(劇評)『劇処』風の流れを追って

この文章は、2016年11月5日(土)19:00開演の演芸列車『東西本線』『CSG48~48番目の赤穂浪士~』についての劇評です。

 さあっと風が吹き抜けたように思える芝居だった。しかし、温風、冷風、順風、逆風……何とも形容し難い。この捉え難さの理由はどこにあったのか。

 浅野内匠頭の仇を討つため、吉良上野介邸に討ち入りを果たした赤穂浪士たちの物語が『忠臣蔵』である。討ち入りに参加したのは47人と語られてきたが、実は48番目の赤穂浪士がいたのだ。演芸列車『東西本線』の『CSG48~48番目の赤穂浪士~』(脚本・演出 東川清文 )は、この史実を元にしたフィクションである。

 浅野内匠頭が切腹してから、一年が過ぎた。臣下にあった藩士たちは敵を討とうと、討ち入りの起請文を大石内蔵助に提出するが、これを返されてしまう。納得いかないのが堀部安兵衛武庸(西本浩明)。間十次郎光興(中西弘)と共に、萱野三平重実(東川清文)の家を訪ねる。皆でもう一度大石内蔵助に直談判しようというのだ。息子の安兵衛を追って、堀部弥兵衛金丸(新保正)もやってくる。直談判するかどうか、票を入れて決めようということになり、碁石が用意される。白が多ければ行う。黒ならばあきらめるとする。その結果、白が3つに、黒が1つだった。もう一度投票が行われるが、結果は同じ。黒を入れた者探しが始まる。

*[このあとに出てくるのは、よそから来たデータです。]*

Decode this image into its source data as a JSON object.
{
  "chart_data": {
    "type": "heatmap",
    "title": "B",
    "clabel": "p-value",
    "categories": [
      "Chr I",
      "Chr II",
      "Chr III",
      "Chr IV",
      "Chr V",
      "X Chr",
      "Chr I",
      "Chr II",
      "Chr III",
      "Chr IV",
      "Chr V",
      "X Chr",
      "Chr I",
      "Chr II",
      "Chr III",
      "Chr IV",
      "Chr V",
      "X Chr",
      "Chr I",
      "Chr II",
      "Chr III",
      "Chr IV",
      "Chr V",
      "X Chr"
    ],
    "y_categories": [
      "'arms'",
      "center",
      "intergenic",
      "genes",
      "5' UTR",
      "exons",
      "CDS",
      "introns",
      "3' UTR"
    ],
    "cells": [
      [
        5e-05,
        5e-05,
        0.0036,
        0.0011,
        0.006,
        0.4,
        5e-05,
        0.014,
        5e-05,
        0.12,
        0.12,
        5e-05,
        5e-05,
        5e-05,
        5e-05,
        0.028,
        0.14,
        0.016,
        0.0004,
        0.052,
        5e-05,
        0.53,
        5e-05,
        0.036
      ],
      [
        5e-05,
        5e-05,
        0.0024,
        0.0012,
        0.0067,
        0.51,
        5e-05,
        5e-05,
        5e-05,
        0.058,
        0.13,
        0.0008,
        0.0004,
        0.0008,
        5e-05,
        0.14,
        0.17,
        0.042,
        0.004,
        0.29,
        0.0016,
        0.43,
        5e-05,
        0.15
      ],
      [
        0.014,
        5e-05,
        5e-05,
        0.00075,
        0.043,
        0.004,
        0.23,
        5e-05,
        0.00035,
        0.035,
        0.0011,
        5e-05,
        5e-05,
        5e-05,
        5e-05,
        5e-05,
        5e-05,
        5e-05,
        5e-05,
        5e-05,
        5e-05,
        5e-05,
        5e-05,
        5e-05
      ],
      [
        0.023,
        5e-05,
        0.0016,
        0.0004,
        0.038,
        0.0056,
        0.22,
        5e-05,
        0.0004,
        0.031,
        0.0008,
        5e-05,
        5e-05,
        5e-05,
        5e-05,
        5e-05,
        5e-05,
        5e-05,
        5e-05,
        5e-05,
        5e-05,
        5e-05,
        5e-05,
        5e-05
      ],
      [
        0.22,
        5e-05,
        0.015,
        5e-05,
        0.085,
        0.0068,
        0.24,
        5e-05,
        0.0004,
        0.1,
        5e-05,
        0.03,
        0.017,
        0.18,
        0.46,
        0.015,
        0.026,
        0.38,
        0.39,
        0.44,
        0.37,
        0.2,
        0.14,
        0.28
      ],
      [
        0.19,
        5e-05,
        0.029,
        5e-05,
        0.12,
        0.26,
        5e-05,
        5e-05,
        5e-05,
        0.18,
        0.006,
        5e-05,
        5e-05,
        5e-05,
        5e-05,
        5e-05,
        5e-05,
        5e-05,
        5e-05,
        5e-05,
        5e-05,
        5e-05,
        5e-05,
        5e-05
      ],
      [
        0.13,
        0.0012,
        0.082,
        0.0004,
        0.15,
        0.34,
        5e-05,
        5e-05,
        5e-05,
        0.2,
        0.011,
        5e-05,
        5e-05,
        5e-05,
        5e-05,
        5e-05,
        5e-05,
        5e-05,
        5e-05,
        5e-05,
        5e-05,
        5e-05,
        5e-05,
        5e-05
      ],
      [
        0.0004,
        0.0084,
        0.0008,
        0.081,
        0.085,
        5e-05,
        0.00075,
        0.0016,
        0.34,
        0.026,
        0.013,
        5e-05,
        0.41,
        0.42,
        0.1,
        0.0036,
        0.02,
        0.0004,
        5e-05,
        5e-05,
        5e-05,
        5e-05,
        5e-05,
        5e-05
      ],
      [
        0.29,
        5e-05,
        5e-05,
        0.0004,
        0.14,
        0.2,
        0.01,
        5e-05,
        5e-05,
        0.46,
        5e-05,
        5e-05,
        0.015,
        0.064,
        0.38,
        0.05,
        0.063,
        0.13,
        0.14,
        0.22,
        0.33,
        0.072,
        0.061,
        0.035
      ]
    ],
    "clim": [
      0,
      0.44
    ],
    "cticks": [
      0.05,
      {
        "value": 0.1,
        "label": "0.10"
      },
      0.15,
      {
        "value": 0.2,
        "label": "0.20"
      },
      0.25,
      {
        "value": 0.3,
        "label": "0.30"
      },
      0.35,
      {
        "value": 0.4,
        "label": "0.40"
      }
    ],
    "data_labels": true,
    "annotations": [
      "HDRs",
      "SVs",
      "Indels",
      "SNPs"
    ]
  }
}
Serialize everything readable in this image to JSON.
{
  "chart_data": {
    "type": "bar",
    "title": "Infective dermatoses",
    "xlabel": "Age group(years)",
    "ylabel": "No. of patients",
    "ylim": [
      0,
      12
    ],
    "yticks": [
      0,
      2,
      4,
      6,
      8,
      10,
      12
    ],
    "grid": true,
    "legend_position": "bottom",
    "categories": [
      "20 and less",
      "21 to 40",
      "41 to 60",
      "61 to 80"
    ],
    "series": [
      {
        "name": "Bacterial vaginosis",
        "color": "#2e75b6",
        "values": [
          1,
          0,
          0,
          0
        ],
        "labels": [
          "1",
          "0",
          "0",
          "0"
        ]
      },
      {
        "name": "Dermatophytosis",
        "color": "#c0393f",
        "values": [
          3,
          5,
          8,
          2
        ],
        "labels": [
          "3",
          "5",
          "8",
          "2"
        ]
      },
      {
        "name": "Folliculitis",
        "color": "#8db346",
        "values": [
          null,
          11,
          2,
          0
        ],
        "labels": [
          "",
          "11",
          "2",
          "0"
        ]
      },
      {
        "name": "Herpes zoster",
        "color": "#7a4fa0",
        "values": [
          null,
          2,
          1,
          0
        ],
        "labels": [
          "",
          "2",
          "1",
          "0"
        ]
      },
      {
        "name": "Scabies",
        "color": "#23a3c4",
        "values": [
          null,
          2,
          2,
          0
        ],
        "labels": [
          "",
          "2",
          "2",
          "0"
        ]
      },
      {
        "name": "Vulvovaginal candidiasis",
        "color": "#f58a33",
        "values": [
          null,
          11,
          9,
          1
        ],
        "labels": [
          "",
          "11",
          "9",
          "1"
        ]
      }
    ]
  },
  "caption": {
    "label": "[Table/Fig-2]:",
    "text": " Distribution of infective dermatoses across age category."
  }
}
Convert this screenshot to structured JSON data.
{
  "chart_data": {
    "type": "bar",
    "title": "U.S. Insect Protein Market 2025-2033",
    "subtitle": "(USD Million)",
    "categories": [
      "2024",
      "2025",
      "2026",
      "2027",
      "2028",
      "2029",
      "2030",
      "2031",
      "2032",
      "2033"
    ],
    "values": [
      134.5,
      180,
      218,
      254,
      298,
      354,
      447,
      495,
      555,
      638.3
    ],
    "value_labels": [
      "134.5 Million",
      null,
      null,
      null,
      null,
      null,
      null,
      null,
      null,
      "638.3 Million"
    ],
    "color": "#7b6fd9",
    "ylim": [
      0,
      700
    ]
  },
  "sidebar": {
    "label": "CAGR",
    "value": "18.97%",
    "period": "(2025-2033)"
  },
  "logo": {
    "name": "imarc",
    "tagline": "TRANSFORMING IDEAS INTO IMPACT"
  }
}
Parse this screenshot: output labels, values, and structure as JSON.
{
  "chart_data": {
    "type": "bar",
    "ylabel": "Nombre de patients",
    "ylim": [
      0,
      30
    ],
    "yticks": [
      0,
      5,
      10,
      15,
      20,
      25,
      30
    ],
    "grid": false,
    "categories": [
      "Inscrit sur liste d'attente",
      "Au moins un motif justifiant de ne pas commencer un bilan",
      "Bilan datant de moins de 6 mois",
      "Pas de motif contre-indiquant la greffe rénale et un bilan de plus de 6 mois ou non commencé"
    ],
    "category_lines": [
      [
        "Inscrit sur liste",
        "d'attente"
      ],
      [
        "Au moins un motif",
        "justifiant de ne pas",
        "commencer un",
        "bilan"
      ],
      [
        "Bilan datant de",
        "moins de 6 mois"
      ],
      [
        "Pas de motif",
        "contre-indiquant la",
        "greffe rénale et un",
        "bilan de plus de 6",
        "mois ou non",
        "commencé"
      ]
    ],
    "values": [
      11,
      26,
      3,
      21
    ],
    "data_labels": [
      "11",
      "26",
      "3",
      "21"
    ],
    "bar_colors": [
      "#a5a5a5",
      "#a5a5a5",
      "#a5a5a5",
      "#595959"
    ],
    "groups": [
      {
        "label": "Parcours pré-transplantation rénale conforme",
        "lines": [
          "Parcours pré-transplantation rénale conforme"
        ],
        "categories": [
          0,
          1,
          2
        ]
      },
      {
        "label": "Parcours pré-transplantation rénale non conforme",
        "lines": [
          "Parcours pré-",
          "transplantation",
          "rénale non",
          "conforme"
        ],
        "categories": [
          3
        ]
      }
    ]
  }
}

 だれが黒を入れたのか? その推理もこの劇の楽しみの一つだろう。だが、歴史に通じた人物ならば見当がつくかもしれない。推理の予測がつく人にも、わからない人にも、見せようとしたものは何なのか。主君への忠義、守るべき家、己の命。今自分は何を大事とするのか。揺れ動く、藩士たちの心の動きではないか。
 生死のかかった決断を前にしているのだが、登場人物たちの言動に重さが足りないように感じた。悲壮さを取り除き、沈鬱にならずとも観られる作品にしたかったがゆえの空気感かもしれない。だが、藩士たちの心の葛藤がテーマであるとするならば、葛藤の原因の多くを占める問題である、命について、より慎重な扱いがなされてほしく思う。また、場面の多くが会話で進むため、ここぞという見せ場が足りなかったように感じる。間の取り方が重要視されていたが、その静を打ち破る動が、もっと強くともよかっただろう。
 重さが伝わらない理由の一つとして、彼らが刀を持っていないことが挙げられる。刀を持たないことで彼らは、制限から自由になっているように見えるのだ。 史実として持っていなかったのか、あえて持たせなかったのかは分からない。どちらにしろ、刀という武器を持たない、丸腰での彼らの心意気を、もっと高い熱量で見せて欲しいと感じた。

 歴史の中において、人の一生は、一陣の風のようなものだろう。さらりと流れるように描くのも手法の一つだ。だが、ここにあえてその生きざまを取り出したのならば、その流れを一時留めおくような、印象的な錘(おもり)が欲しかった。